WLFS History conference: workshop 3

Jim Carroll on interpretations at y13. His work is based on the NEA, which requires students to do independent research of at least 5 academic historians’ arguments, explaining why they reached different interps and their relative persuasiveness. Jim’s questions focus on Nazi popularity and Oliver Cromwell; students will choose one, depending on the rest of their A-level.

Guidance from the exam board recommended a 6 hour short course to teach the content required for context (optional). There wasn’t a recommendation to teach the contextual background of the interpretations at this point. There was then a recommendation to follow a skills-based course to support students in their historical research and writing.

Jim doesn’t agree that disciplinary knowledge and skills are the same thing, and language matters here because it shapes how we view certain concepts.

Substantive knowledge covers knowledge of the sub-domain, eg specific dates, along with substantive concepts like state and empire. Meanwhile, disciplinary knowledge includes how info is structured into historical knowledge, along with the method of historical enquiry.

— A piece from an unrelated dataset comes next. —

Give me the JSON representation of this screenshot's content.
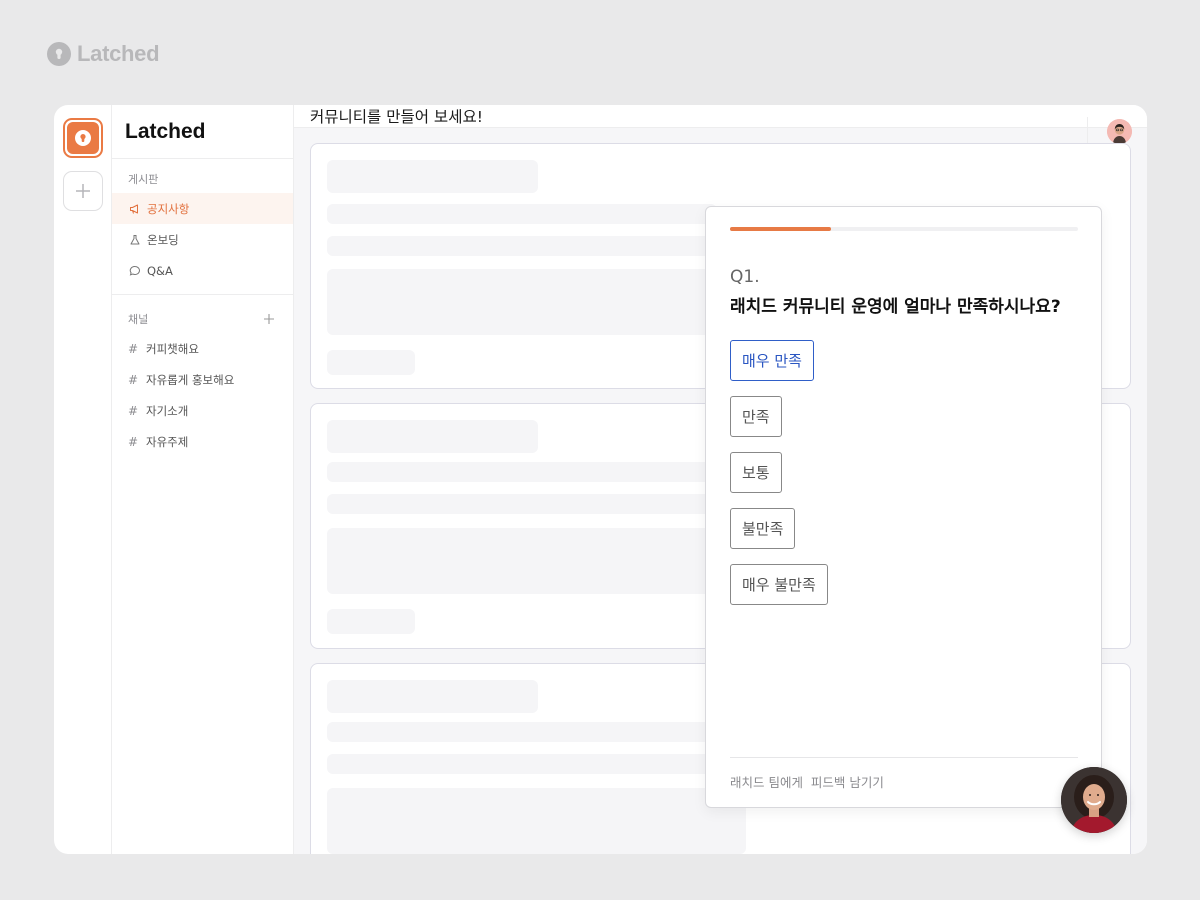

Reducing history to content Vs skills might lead to:

  • A lack of emphasis of the importance of substantive content.
  • Idea that substantive knowledge is free floating, disconnected.
  • Failure to appreciate that substantive knowledge is important for further study.

To exemplify this, we look at a reading from Kershaw. We discuss what knowledge he has drawn on to be able to explain why historians have interpreted the Nazi regime as they have: political context of the post-war era; the process of writing history, eg the opening up of archives/availability of new evidence; the effect of collective memory, which is uniquely pronounced in the study of the Nazis, where there was a kind of collective amnesia. Then what makes the Nazis unique: it is politically charged – there’s intrinsic moral outrage and a tacit idea that writing this history should be part of the way we seek to prevent it from repeating.

Other problems:

  • Historical and generic might become conflated
  • It might help SLT to jettison history, eg “Other subjects do note taking and essay writing so why should we keep History?”

(Reminds me of a sixth former who wanted to start A-level history in February of y12 because he studied other essay based subjects and would therefore not be disadvantaged by missing the first six months of the course. Imagine my face.)

  • Students might think that practising skills will lead to improvement.
  • Students think they can rely on trotting out trite pre-prepared phrases, eg “He is biased”

Two more that I missed.

Rather than stick with the exam board guidance, Jim decided instead to engage with previous history teacher curriculum theorisation, history education researchers and academic scholarship, especially overviews of Nazi historiography.

Once students have spent some time looking at some scholarship on the Nazis,

Interesting point that students struggle to understand the idea that historians set their own questions, which will inevitably shape the direction of their research.

Historians make choices that go on to affect how they interpret a point of history. Once they returned from the summer holidays, they had a good idea of 3 historians to focus on, which was followed up by a series of lessons on the time period in which the interpretations were written.

Students are given some background into the events of 1945-now that provides background to their interpretations, in the form of 5 chunks, and complete a diagram to show how interpretations of the topic might have changed over time.

We look at some examples from prior students, considering how they have looked at both the context of the historian and the methodological choices the historian has made.

Don’t feel like I have blogged this session satisfactorily…too busy thinking about it! Thanks Jim.